Minor medical problems are racking up bills because they often involve doctors from specialties, like dermatology, which are among the highest skilled and compensated in the world of medicine.
According to an article from the NY Times, these specialists have been able to steady increase their revenues by offering new and more lucrative procedures. Minor procedures typically offer the best return on investment for the specialist, according to the article. A minor procedure can be performed a dozen times in the same amount of time as one larger surgery, such as a bypass operation.
The incomes of dermatologists, gastroenterologists and oncologists rose more than 50 percent between 1995 and 2012, while the income for primary care physicians only rose 10 percent.
Also, insurers pay much less for traditional doctoring tasks such as listening for a heart murmur or diagnosing the flu. Alternatively, dermatologists are earning nearly $500,000 per year on average despite their workload being the lightest, according to the article.
According to the chairman of the National Commission on Physician Payment Reform, the high earnings by specialists are due to how well they have managed to monetize their treatments.
Patients are paying more each year for medical care. At last count, the nation’s medical spending reached $2.7 trillion.
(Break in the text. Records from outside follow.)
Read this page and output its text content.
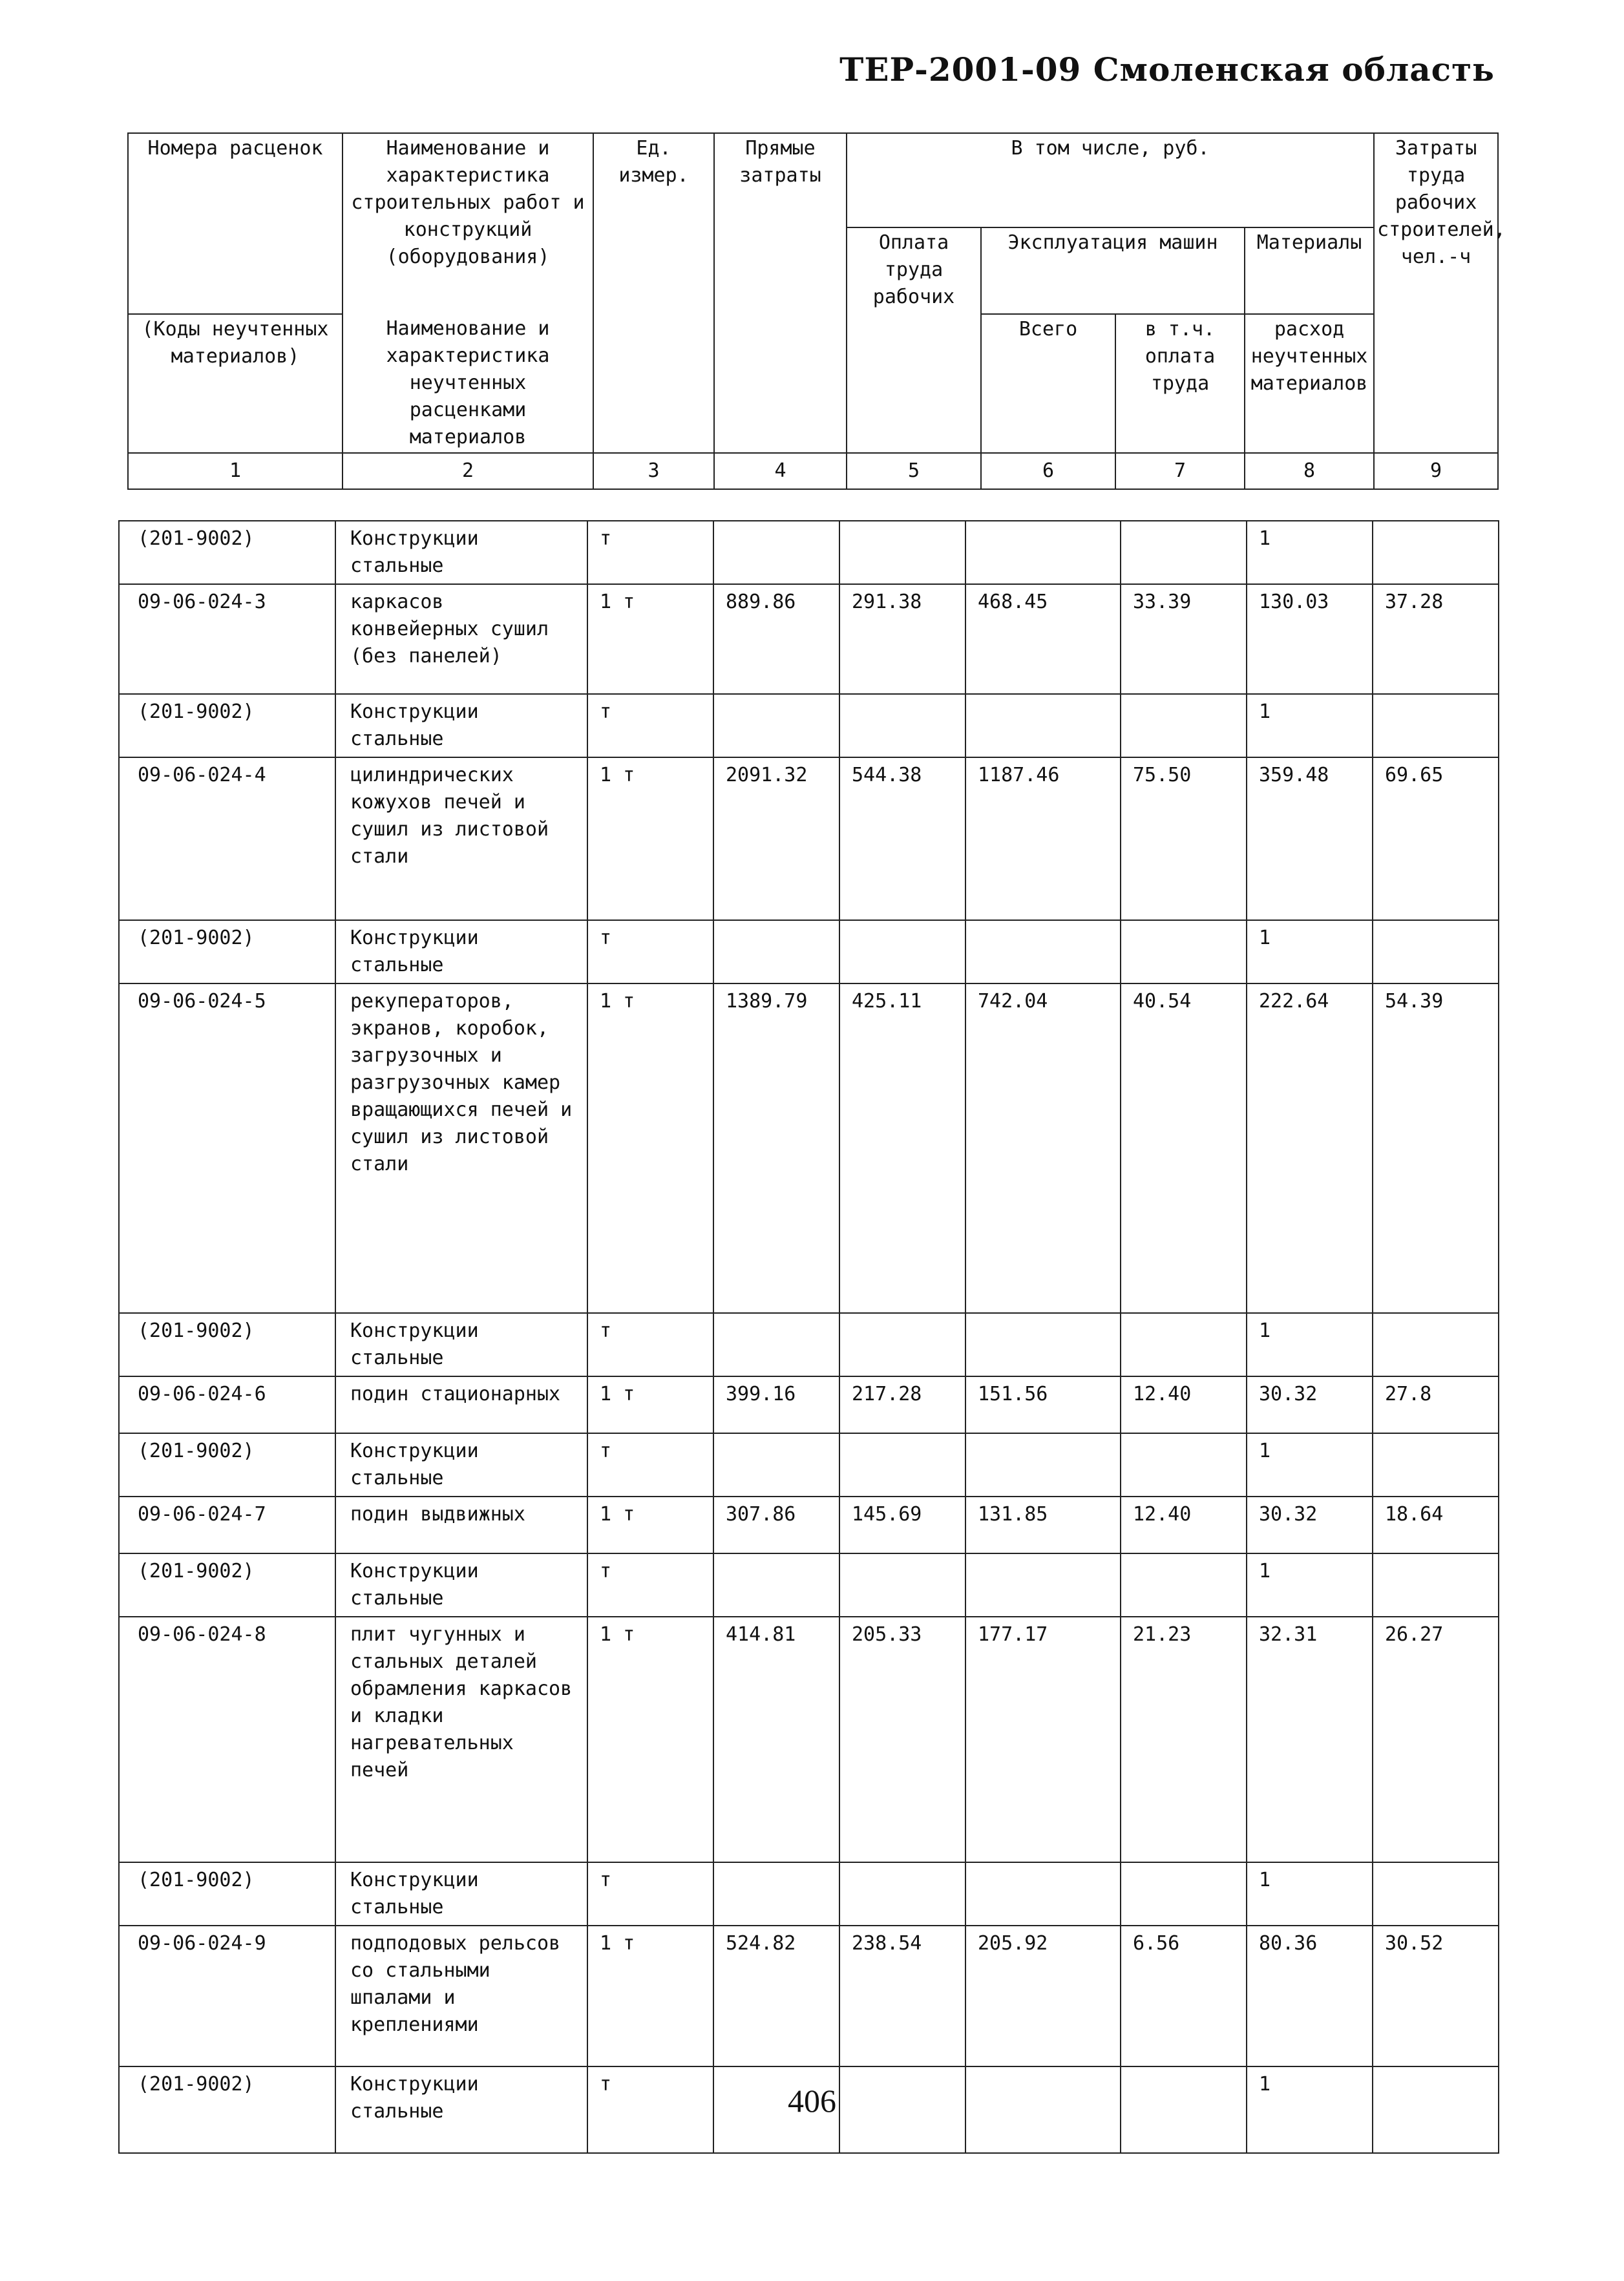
ТЕР-2001-09 Смоленская область
Номера расценок	Наименование и характеристика строительных работ и конструкций (оборудования)	Ед. измер.	Прямые затраты	В том числе, руб.				Затраты труда рабочих строителей, чел.-ч
				Оплата труда рабочих	Эксплуатация машин		Материалы	
(Коды неучтенных материалов)	Наименование и характеристика неучтенных расценками материалов				Всего	в т.ч. оплата труда	расход неучтенных материалов	

1	2	3	4	5	6	7	8	9
(201-9002)	Конструкции стальные	т					1	
09-06-024-3	каркасов конвейерных сушил (без панелей)	1 т	889.86	291.38	468.45	33.39	130.03	37.28
(201-9002)	Конструкции стальные	т					1	
09-06-024-4	цилиндрических кожухов печей и сушил из листовой стали	1 т	2091.32	544.38	1187.46	75.50	359.48	69.65
(201-9002)	Конструкции стальные	т					1	
09-06-024-5	рекуператоров, экранов, коробок, загрузочных и разгрузочных камер вращающихся печей и сушил из листовой стали	1 т	1389.79	425.11	742.04	40.54	222.64	54.39
(201-9002)	Конструкции стальные	т					1	
09-06-024-6	подин стационарных	1 т	399.16	217.28	151.56	12.40	30.32	27.8
(201-9002)	Конструкции стальные	т					1	
09-06-024-7	подин выдвижных	1 т	307.86	145.69	131.85	12.40	30.32	18.64
(201-9002)	Конструкции стальные	т					1	
09-06-024-8	плит чугунных и стальных деталей обрамления каркасов и кладки нагревательных печей	1 т	414.81	205.33	177.17	21.23	32.31	26.27
(201-9002)	Конструкции стальные	т					1	
09-06-024-9	подподовых рельсов со стальными шпалами и креплениями	1 т	524.82	238.54	205.92	6.56	80.36	30.52
(201-9002)	Конструкции стальные	т					1	
406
Patients’ payments to physicians account for 20 percent of American healthcare expenses.
Additionally, the use of a minor dermatological surgery—Mohs surgery—that is often very pricey for patients, has skyrocketed in the United States by 400 percent in a decade.
While upstanding healthcare providers recommend only what is best for their patients, the changes in healthcare insurance reimbursement rates have created the temptation for physicians to tell their patients they need the surgery immediately instead of waiting to see if surgery is really necessary at all.
Medicare put the Mohs surgery at the top of its lists of “potentially misvalued” list of overused and overpriced procedures for patients last year and the American Academy of Dermatology agrees that the surgery is sometimes used inappropriately.
We are all thankful that doctors are trained to watch out for our health. However, in an insurance driven, cost reducing healthcare industry, patients must look out for their own interests and insure that they are well informed of their choices as it relates to healthcare.